Yaklaşımlardan biri insanların doğa için “ödeme istekliliğini” tahmin etmektir. Birinin bir şey için sahip olduğu değeri yakalamanın bir yolu. Bu nispeten muhafazakar çünkü bütçe kısıtlı bir kavram. Sahip olduğunuzdan daha fazla para ödemeye razı olamazsınız.

Farklı bir kavram ise “kabul etme isteği”dir. Kutup ayılarının olduğu bir dünyada yaşıyorum. Kral kelebeğinin olduğu bir dünyada yaşıyorum. Eğer bu türlerden herhangi birinin nesli tükenseydi, beni bir bütün haline getirmek, telafi etmek için bana ne kadar ödemeniz gerekirdi?

Kabul etme isteğine ilişkin tahminler çok büyük olabilir, özellikle de kutsal olan şeylerden bahsediyorsanız, her ne kadar bazı kültürler doğaya dolar değeri koymanın kabul edilemez olduğunu düşünse de.

Çayırların kullanım dışı değerini inceleyen bir çalışma yaptınız. Bu konuda bize ne söyleyebilirsiniz?

Illinois'deydik ve insanlara uzun çayırların restorasyonu hakkında sorular soruyorduk. Tallgrass kırları çok güzel. Kır çiçekleriyle dolu. Ve pek fazla yok. Bu yüzden insanlarla anket yapıyorduk ve onlara, yakınlarındaki bir otlak alanını restore etmek için para ödemeye istekli olup olmadıklarını soruyorduk.

İnsanların çok çeşitli kuşlara sahip olmaları durumunda otlaklar için daha fazla para ödemeye istekli olduklarını gördük. Ayrıca bu kuşlardan bazılarının neslinin tükenmesi durumunda daha fazla ödemeye hazırdılar.

Sivil yönetim ve dünyanın geleceği hakkında düşündüğümde insanların bir şeyler için para ödemeye gerçekten istekli olduklarını ifade etmeleri beni mutlu ediyor.

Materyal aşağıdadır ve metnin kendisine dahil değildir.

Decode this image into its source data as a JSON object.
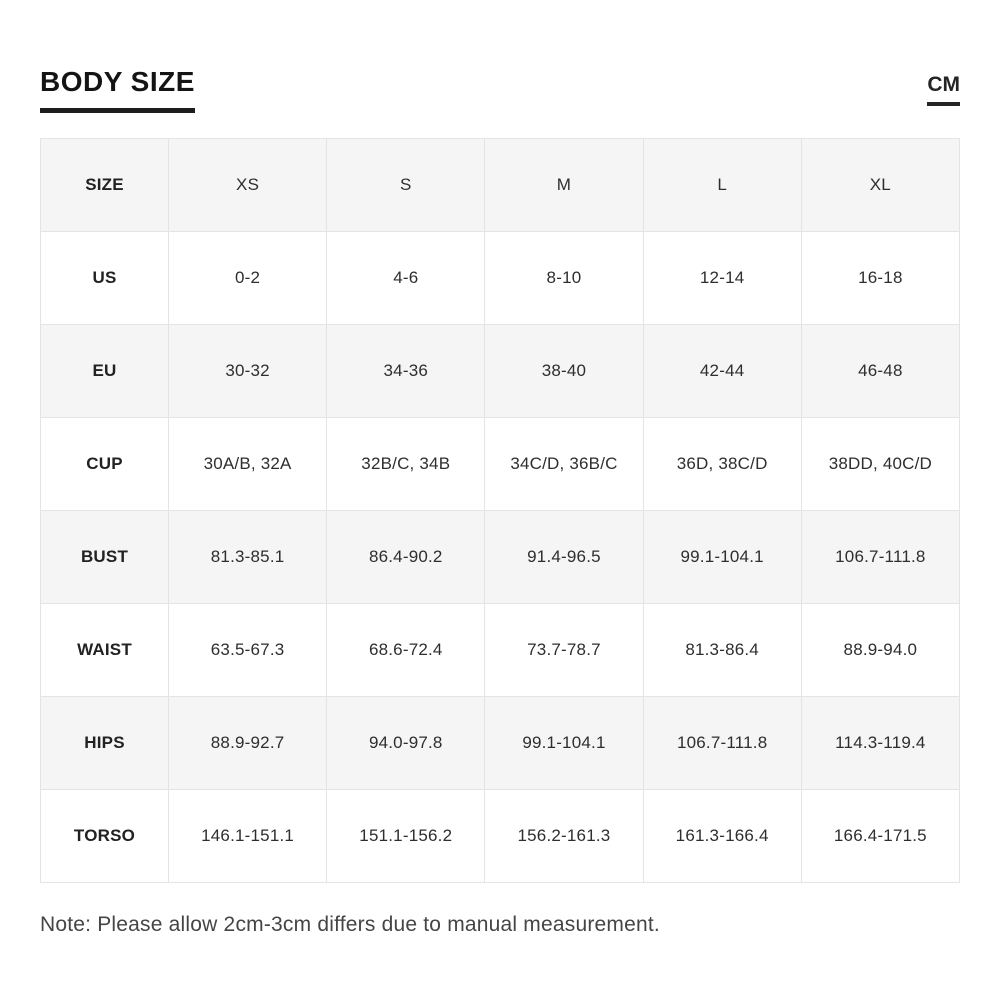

Bu bilginin ne kadar yararlı olduğunu anlıyorum. Aynı zamanda, doğa harikasının (bu kadar soyut bir şeyin) dolar ve sentlere dönüştürüldüğünü düşünmek de zor. Bu yaklaşımın aşağılayıcı olmasından endişe ediyorum. Bunun etiğiyle nasıl başa çıkıyorsunuz?

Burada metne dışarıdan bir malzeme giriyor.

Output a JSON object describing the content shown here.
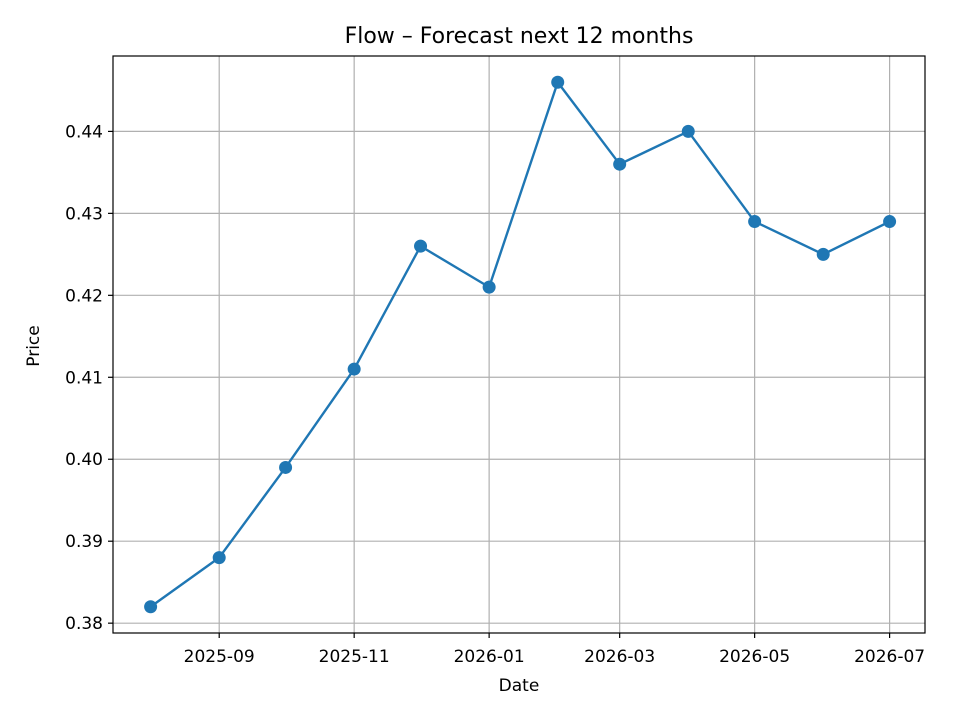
{
  "chart_data": {
    "type": "line",
    "title": "Flow – Forecast next 12 months",
    "xlabel": "Date",
    "ylabel": "Price",
    "x": [
      "2025-08-01",
      "2025-09-01",
      "2025-10-01",
      "2025-11-01",
      "2025-12-01",
      "2026-01-01",
      "2026-02-01",
      "2026-03-01",
      "2026-04-01",
      "2026-05-01",
      "2026-06-01",
      "2026-07-01"
    ],
    "series": [
      {
        "values": [
          0.382,
          0.388,
          0.399,
          0.411,
          0.426,
          0.421,
          0.446,
          0.436,
          0.44,
          0.429,
          0.425,
          0.429
        ],
        "color": "#1f77b4",
        "marker": "circle"
      }
    ],
    "x_ticks": [
      {
        "date": "2025-09-01",
        "label": "2025-09"
      },
      {
        "date": "2025-11-01",
        "label": "2025-11"
      },
      {
        "date": "2026-01-01",
        "label": "2026-01"
      },
      {
        "date": "2026-03-01",
        "label": "2026-03"
      },
      {
        "date": "2026-05-01",
        "label": "2026-05"
      },
      {
        "date": "2026-07-01",
        "label": "2026-07"
      }
    ],
    "y_ticks": [
      0.38,
      0.39,
      0.4,
      0.41,
      0.42,
      0.43,
      0.44
    ],
    "y_tick_labels": [
      "0.38",
      "0.39",
      "0.40",
      "0.41",
      "0.42",
      "0.43",
      "0.44"
    ],
    "xlim": [
      "2025-07-15",
      "2026-07-17"
    ],
    "ylim": [
      0.3788,
      0.4492
    ],
    "grid": true,
    "legend": "none"
  }
}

Devlet politikalarının maliyet-fayda analizleri gerektirdiği durumlarda doların değerini tahmin etmek doğayı korumak açısından kritik önem taşıyor. Dolar değeriniz yoksa bu değerler sayılmaz. Bunun tek bir değerin tahmini olduğunu her zaman açıkça belirtmeye çalışıyoruz.

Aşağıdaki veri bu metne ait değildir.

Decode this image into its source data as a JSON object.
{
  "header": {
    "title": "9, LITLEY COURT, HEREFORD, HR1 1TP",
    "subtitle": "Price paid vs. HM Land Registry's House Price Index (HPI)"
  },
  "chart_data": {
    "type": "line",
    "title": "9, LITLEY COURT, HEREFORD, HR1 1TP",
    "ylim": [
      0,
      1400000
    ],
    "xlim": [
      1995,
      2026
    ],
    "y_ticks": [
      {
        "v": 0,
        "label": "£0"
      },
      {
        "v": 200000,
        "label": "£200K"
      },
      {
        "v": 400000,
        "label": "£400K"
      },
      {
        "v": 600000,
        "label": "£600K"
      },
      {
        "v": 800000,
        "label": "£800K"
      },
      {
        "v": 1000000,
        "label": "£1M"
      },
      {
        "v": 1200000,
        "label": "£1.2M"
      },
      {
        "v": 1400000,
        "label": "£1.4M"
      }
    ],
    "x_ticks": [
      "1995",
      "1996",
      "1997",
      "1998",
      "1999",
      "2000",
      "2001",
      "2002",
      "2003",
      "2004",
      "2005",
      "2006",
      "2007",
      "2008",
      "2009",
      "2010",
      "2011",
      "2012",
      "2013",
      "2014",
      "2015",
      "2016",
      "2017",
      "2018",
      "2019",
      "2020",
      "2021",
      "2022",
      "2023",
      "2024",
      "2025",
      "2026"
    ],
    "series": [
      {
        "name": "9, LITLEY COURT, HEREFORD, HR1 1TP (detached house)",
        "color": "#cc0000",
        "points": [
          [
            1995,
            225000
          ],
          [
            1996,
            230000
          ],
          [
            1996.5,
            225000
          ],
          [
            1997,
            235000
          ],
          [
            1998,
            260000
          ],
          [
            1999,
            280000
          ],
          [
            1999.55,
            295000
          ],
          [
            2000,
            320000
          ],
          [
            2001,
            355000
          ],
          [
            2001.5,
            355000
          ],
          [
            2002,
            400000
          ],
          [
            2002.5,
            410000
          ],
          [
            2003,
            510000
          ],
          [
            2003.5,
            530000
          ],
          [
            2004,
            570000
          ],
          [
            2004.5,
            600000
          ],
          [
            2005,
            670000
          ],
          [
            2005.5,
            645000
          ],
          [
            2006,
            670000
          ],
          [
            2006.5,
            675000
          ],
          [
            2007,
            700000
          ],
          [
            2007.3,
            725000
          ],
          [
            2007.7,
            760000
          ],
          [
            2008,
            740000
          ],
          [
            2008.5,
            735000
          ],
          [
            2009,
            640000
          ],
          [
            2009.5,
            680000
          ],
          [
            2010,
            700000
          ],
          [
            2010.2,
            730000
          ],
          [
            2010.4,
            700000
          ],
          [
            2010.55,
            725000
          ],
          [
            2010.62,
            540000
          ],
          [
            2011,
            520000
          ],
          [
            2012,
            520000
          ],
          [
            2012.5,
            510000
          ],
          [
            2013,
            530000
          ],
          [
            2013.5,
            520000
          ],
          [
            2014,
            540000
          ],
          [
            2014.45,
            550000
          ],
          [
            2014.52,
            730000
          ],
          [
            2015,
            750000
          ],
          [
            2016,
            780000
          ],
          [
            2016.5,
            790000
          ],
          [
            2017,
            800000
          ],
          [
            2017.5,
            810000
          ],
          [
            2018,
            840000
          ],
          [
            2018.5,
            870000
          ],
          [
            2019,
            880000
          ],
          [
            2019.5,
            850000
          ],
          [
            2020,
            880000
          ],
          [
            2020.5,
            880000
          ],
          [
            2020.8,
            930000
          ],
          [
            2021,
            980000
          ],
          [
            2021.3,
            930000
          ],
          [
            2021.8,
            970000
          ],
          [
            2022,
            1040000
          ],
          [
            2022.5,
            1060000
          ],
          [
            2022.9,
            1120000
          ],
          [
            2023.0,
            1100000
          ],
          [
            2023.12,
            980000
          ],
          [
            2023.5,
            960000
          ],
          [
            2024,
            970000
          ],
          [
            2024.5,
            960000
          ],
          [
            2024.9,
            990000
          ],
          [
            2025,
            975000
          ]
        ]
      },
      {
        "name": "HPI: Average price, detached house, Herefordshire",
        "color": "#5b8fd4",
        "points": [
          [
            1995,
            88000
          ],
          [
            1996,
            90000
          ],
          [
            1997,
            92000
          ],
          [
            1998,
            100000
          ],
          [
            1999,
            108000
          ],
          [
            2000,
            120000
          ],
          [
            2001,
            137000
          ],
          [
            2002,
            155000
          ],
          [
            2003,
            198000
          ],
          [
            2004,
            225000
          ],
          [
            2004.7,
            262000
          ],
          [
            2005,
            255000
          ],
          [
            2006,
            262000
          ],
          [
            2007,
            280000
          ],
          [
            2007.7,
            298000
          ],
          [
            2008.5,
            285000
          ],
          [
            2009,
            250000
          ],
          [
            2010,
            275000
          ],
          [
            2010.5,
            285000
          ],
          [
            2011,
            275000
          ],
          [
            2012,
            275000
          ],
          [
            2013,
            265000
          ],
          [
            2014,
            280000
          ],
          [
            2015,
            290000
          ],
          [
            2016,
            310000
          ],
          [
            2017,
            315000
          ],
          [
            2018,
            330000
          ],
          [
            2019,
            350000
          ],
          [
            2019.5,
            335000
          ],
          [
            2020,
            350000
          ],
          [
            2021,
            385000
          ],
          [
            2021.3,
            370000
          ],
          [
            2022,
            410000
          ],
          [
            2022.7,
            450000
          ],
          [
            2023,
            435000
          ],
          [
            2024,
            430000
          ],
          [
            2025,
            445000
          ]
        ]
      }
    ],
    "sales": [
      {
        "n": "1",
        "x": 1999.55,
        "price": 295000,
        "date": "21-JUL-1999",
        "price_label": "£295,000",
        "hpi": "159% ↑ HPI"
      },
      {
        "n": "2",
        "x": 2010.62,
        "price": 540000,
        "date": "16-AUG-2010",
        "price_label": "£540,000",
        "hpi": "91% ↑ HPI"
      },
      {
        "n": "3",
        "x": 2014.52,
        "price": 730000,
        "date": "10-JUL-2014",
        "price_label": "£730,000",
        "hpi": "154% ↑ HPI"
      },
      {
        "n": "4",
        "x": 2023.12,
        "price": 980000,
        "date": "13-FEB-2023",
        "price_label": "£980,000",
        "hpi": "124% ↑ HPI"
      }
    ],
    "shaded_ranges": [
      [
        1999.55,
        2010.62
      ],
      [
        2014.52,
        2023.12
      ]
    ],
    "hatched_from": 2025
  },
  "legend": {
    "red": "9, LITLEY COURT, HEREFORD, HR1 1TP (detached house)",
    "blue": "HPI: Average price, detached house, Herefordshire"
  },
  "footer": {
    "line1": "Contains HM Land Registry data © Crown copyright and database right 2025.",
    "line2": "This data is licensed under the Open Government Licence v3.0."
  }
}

Karar vermenin başka yolları da var. “Hayır, fayda-maliyet analizi olmadan asla karar vermemeliyiz” diyen bir çevre ekonomisti bulamazsınız. Ülkeler bir şeyi korumanın pazarlık konusu olamayacağına karar verebilirler.

Birkaç yıl önce, ekolojistlerden oluşan bir ekiple birlikte, iklimi tahmin eden bir makale üzerinde çalıştım. [financial] Ormanları ve türleri korumaya yönelik şeyler yaparak bir sonraki salgını önlemenin dünyaya faydası var. Ormanların korunması, zoonotik hastalıkların türlerden insanlara geçmesi olasılığını azaltıyor.

Bu çok büyük bir para. Bu da hükümetlere hitap ediyor ve insanları bir şeyler yapmaya ikna etmeye yardımcı oluyor. Bazı insanları ahlaki hikayelerle ikna edebilirsiniz. Doların değerlerini başkalarının da görmesi gerekiyor.